Detection Methods for CVE-2026-4947
Indicators of Compromise
- Unusual patterns of signing invitation acceptance requests from single user accounts accessing multiple unrelated documents
- Authentication logs showing users accessing document resources outside their normal scope
- Audit trail anomalies where signatures appear on documents without corresponding legitimate invitation workflows
Detection Strategies
- Implement application-level logging to track all object identifier access patterns in signing workflows
- Monitor for sequential or enumerated object identifier access attempts that may indicate IDOR exploitation
- Deploy Web Application Firewall (WAF) rules to detect parameter manipulation attempts in signing endpoints
- Review access logs for authorization failures followed by successful access to different object IDs
Monitoring Recommendations
- Enable detailed audit logging for all document signing and invitation acceptance operations
- Configure alerts for users accessing an abnormally high number of distinct document objects
- Implement anomaly detection for authorization patterns in the signing invitation workflow
- Regularly review signing audit trails for signatures that lack corresponding legitimate invitation acceptance records
How to Mitigate CVE-2026-4947
Immediate Actions Required
- Review the Foxit Security Bulletins for patch availability and apply vendor-provided updates immediately
- Audit recent signing invitation acceptance logs for potential exploitation indicators
- Implement additional access controls or temporarily restrict access to signing invitation features if patching is delayed
- Review and validate the integrity of recently signed documents in affected systems
Patch Information
Foxit has addressed this vulnerability in their security updates.

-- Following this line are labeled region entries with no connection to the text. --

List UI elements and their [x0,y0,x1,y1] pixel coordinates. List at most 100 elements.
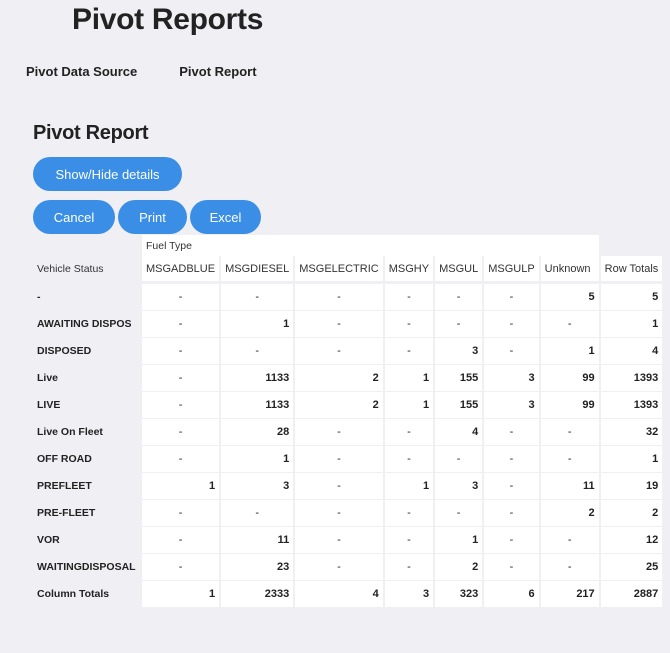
row-label: PREFLEET [33,472,140,499]
table-cell: - [142,391,220,418]
table-cell: - [540,445,599,472]
column-header: Row Totals [600,256,663,283]
table-cell: - [435,310,483,337]
table-cell: 28 [221,418,294,445]
print-button[interactable]: Print [118,200,187,234]
row-label: Column Totals [33,580,140,607]
table-cell: 23 [221,553,294,580]
table-cell: - [295,337,383,364]
table-cell: - [484,337,539,364]
cancel-button[interactable]: Cancel [33,200,115,234]
table-row: OFF ROAD -1- - - - -1 [33,445,663,472]
table-cell: - [142,310,220,337]
table-row: Live -1133 2 1 155 3 99 1393 [33,364,663,391]
table-cell: - [221,499,294,526]
table-cell: - [142,418,220,445]
table-cell: - [295,310,383,337]
table-cell: 1 [384,364,434,391]
row-label: PRE-FLEET [33,499,140,526]
table-cell: 1 [142,580,220,607]
table-row: DISPOSED - - - -3-1 4 [33,337,663,364]
table-cell: 1 [384,391,434,418]
table-cell: - [435,445,483,472]
column-header: MSGULP [484,256,539,283]
row-label: WAITINGDISPOSAL [33,553,140,580]
table-cell: - [142,526,220,553]
table-cell: 32 [600,418,663,445]
table-cell: 2 [295,364,383,391]
table-cell: - [384,310,434,337]
table-cell: 19 [600,472,663,499]
column-header-row: Vehicle Status MSGADBLUE MSGDIESEL MSGEL… [33,256,663,283]
table-cell: - [142,499,220,526]
table-cell: 6 [484,580,539,607]
table-cell: 5 [540,283,599,310]
table-cell: - [384,553,434,580]
table-cell: - [484,418,539,445]
table-cell: - [295,472,383,499]
tab-pivot-report[interactable]: Pivot Report [179,64,257,79]
table-cell: 11 [540,472,599,499]
table-cell: 2 [600,499,663,526]
table-row: PREFLEET 1 3-1 3-11 19 [33,472,663,499]
table-cell: - [540,310,599,337]
table-cell: - [484,445,539,472]
column-header: MSGUL [435,256,483,283]
table-cell: - [295,526,383,553]
table-row: WAITINGDISPOSAL -23- -2- -25 [33,553,663,580]
table-cell: 2887 [600,580,663,607]
table-row: AWAITING DISPOS -1- - - - -1 [33,310,663,337]
table-cell: - [142,283,220,310]
corner-cell [601,235,663,256]
column-header: MSGADBLUE [142,256,220,283]
table-cell: - [484,283,539,310]
table-cell: - [295,418,383,445]
table-cell: 1 [221,445,294,472]
table-cell: 3 [221,472,294,499]
table-cell: - [384,337,434,364]
table-cell: 3 [384,580,434,607]
table-cell: 4 [295,580,383,607]
table-cell: 99 [540,391,599,418]
table-cell: - [435,499,483,526]
fuel-type-group-label: Fuel Type [142,235,599,256]
table-cell: - [540,526,599,553]
pivot-table: Fuel Type Vehicle Status MSGADBLUE MSGDI… [31,235,664,607]
row-label: Live [33,364,140,391]
row-label: OFF ROAD [33,445,140,472]
table-cell: 2 [540,499,599,526]
table-cell: - [384,499,434,526]
table-row: VOR -11- -1- -12 [33,526,663,553]
table-cell: - [295,553,383,580]
table-cell: - [142,553,220,580]
table-cell: 3 [484,364,539,391]
tab-pivot-data-source[interactable]: Pivot Data Source [26,64,138,79]
section-title: Pivot Report [33,122,149,144]
table-cell: - [484,553,539,580]
table-row: PRE-FLEET - - - - - -2 2 [33,499,663,526]
table-cell: - [384,526,434,553]
table-cell: - [221,283,294,310]
table-cell: - [384,283,434,310]
table-cell: 1 [221,310,294,337]
table-cell: - [435,283,483,310]
table-cell: - [295,445,383,472]
show-hide-details-button[interactable]: Show/Hide details [33,157,182,191]
column-header: MSGDIESEL [221,256,294,283]
table-cell: 1393 [600,364,663,391]
table-cell: - [484,499,539,526]
table-cell: - [295,283,383,310]
table-cell: - [221,337,294,364]
table-cell: - [484,526,539,553]
corner-cell [33,235,140,256]
table-cell: 1 [384,472,434,499]
table-cell: 2 [435,553,483,580]
table-cell: 2333 [221,580,294,607]
excel-button[interactable]: Excel [190,200,261,234]
row-header-vehicle-status: Vehicle Status [33,256,140,283]
table-cell: 3 [484,391,539,418]
table-cell: 4 [435,418,483,445]
table-cell: 1 [600,310,663,337]
table-cell: 2 [295,391,383,418]
column-totals-row: Column Totals 1 2333 4 3 323 6 217 2887 [33,580,663,607]
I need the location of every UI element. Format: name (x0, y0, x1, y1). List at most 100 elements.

Organizations should consult the Foxit Security Bulletins for specific version information and download the latest patched version.
Workarounds
- Implement additional server-side authorization validation at the API gateway or reverse proxy level to verify user ownership of referenced objects
- Enable multi-factor authentication for signing operations to add an additional verification layer
- Temporarily restrict signing invitation acceptance to known trusted networks while awaiting patch deployment
- Implement rate limiting on signing invitation endpoints to slow potential enumeration attacks
If immediate patching is not possible, organizations should consider implementing defense-in-depth measures such as additional authorization checks at network boundaries and enhanced monitoring of signing workflows. Refer to the Foxit Security Bulletins for vendor-recommended mitigation guidance.
Disclaimer: This content was generated using AI. While we strive for accuracy, please verify critical information with official sources.